Biosimilars and Generics: Are the Drug Companies Using Similar Tactics?

The rebate game seems to be overrunning patient affordability and common sense, according to an article in the New York Times. This has been a problem for biosimilars and other high-cost specialty brands, but now it seems to be extending to generics as well, with patients on the losing end of the deal.

Pharmaceutical manufacturers offer rebates to health plans and pharmacy benefit managerLee 2s to offset a drug’s higher wholesale acquisition costs (WAC) and entice these payers to cover their drug, often at preferred tiers. The result is that new products can be locked out of the formulary or placed on nonpreferred tiers, because the contract requires exclusivity. This has been called the “rebate trap.” The rebate trap was never really a problem for generics in the past, because they were far less expensive than the brands, and with generics made by several companies, the price and rebating competition was too fierce for branded manufacturers to compete.

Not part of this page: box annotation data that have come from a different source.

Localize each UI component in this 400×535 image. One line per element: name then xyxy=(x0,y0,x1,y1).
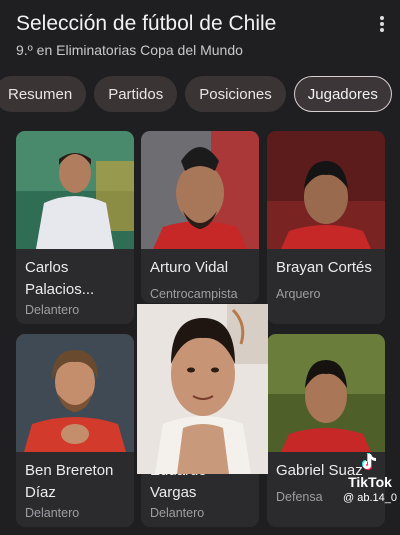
tiktok-brand: TikTok xyxy=(348,474,392,490)
player-name: Carlos xyxy=(25,259,69,276)
player-name: Ben Brereton xyxy=(25,462,114,479)
tiktok-logo-icon xyxy=(360,452,380,472)
player-card[interactable]: Ben Brereton Díaz Delantero xyxy=(16,334,134,527)
player-photo xyxy=(141,131,259,249)
tab-posiciones[interactable]: Posiciones xyxy=(185,76,286,112)
tab-bar: Resumen Partidos Posiciones Jugadores xyxy=(0,76,392,112)
player-name-cont: Díaz xyxy=(25,484,56,501)
player-name-cont: Vargas xyxy=(150,484,197,501)
player-role: Delantero xyxy=(150,506,205,520)
player-photo xyxy=(267,334,385,452)
page-title: Selección de fútbol de Chile xyxy=(16,12,277,35)
player-name: Arturo Vidal xyxy=(150,259,229,276)
player-role: Arquero xyxy=(276,287,321,301)
player-card[interactable]: Brayan Cortés Arquero xyxy=(267,131,385,324)
video-overlay xyxy=(137,304,268,474)
player-card[interactable]: Arturo Vidal Centrocampista xyxy=(141,131,259,303)
player-role: Delantero xyxy=(25,303,80,317)
player-card[interactable]: Carlos Palacios... Delantero xyxy=(16,131,134,324)
player-photo xyxy=(267,131,385,249)
tiktok-username: @ ab.14_0 xyxy=(343,492,397,504)
player-photo xyxy=(16,131,134,249)
tab-resumen[interactable]: Resumen xyxy=(0,76,87,112)
tab-partidos[interactable]: Partidos xyxy=(94,76,178,112)
more-options-icon[interactable] xyxy=(378,16,386,36)
player-name: Brayan Cortés xyxy=(276,259,372,276)
player-role: Delantero xyxy=(25,506,80,520)
tab-jugadores[interactable]: Jugadores xyxy=(293,76,392,112)
player-role: Defensa xyxy=(276,490,323,504)
header: Selección de fútbol de Chile 9.º en Elim… xyxy=(16,10,364,58)
player-name-cont: Palacios... xyxy=(25,281,95,298)
tiktok-watermark: TikTok @ ab.14_0 xyxy=(340,452,400,504)
player-role: Centrocampista xyxy=(150,287,238,301)
page-subtitle: 9.º en Eliminatorias Copa del Mundo xyxy=(16,42,243,58)
player-photo xyxy=(16,334,134,452)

The New York Times article cited the case of Adderall XR for people with attention deficit hyperactivity disorder (ADHD). The drug has been available as a generic for some time. However, Adderall’s manufacturer, Shire Laboratories, has aggressively rebated their product to compete with the generic, providing a net cost to the health plans and PBMs that is less than the generic. Shire wants to retain some revenues on their products rather than leave the battle to the generic manufacturers. There is nothing wrong with that, and it results in lower net costs—but not for many patients.

First, if the plan has a substantial copayment difference for generics and preferred products, this can mean the average patient will have to pay the higher amount (unless the plan makes adjustments and allows the patient to purchase the brand at the generic copayment level). Second, the rising number of people with high deductible plans (including pharmacy deductibles) will have to pay the higher full price of the branded drug than the generic (according to the Times’ sources, this is about $50/mo). Thus, until they have paid their deductible, these patients are disadvantaged by this rebate arrangement. Consider also that the rebate savings to the payer are rarely, if ever, passed on to the patient.

Here’s the kicker: The pharmacist may be required by the plan to go back to the doctor to ask that they redo their prescription, by checking off the box that requires it be dispensed as written (for the branded product only). This is after generations of pharmacists have been trained on automatic substitution of generics for brands and patients have been persuaded to accept it.

Although the problem is very evident with ADHD, the lack of multisource generics means less competition for other drug classes as well. This is not limited to one payer either. The article mentioned Humana specifically, but it is likely that other payers (national and regional) are also party to these contracts.

This scenario can also hurt competition for biosimilars. Before the entry of Merck’s Renflexis®, Janssen had only contended in the infliximab marketplace with Pfizer’s Inflectra®. Janssen has been willing to cut deals with payers to keep Inflectra off the formulary. However, this could also affect some patients, even though infliximab, an infusible product given in the doctor’s office is usually paid through the medical not pharmacy benefit. If these drugs were covered with a fixed copayment (e.g., $100), patients would not be harmed economically by using any particular product. However, if the patient pays a fixed coinsurance (e.g., 10%), that person may then pay more for the originator drug, because the co-insurance is often calculated according to the WAC (which does not include the rebate) instead of the average sales price ASP (which does).

The problem of rebate traps and the lack of transparency of the system is not new. It may be a different situation if the manufacturer–payer transaction was based solely on simple WAC discounts. There is simply too much rebate money up for grabs for plans and PBMs that the system can be changed easily.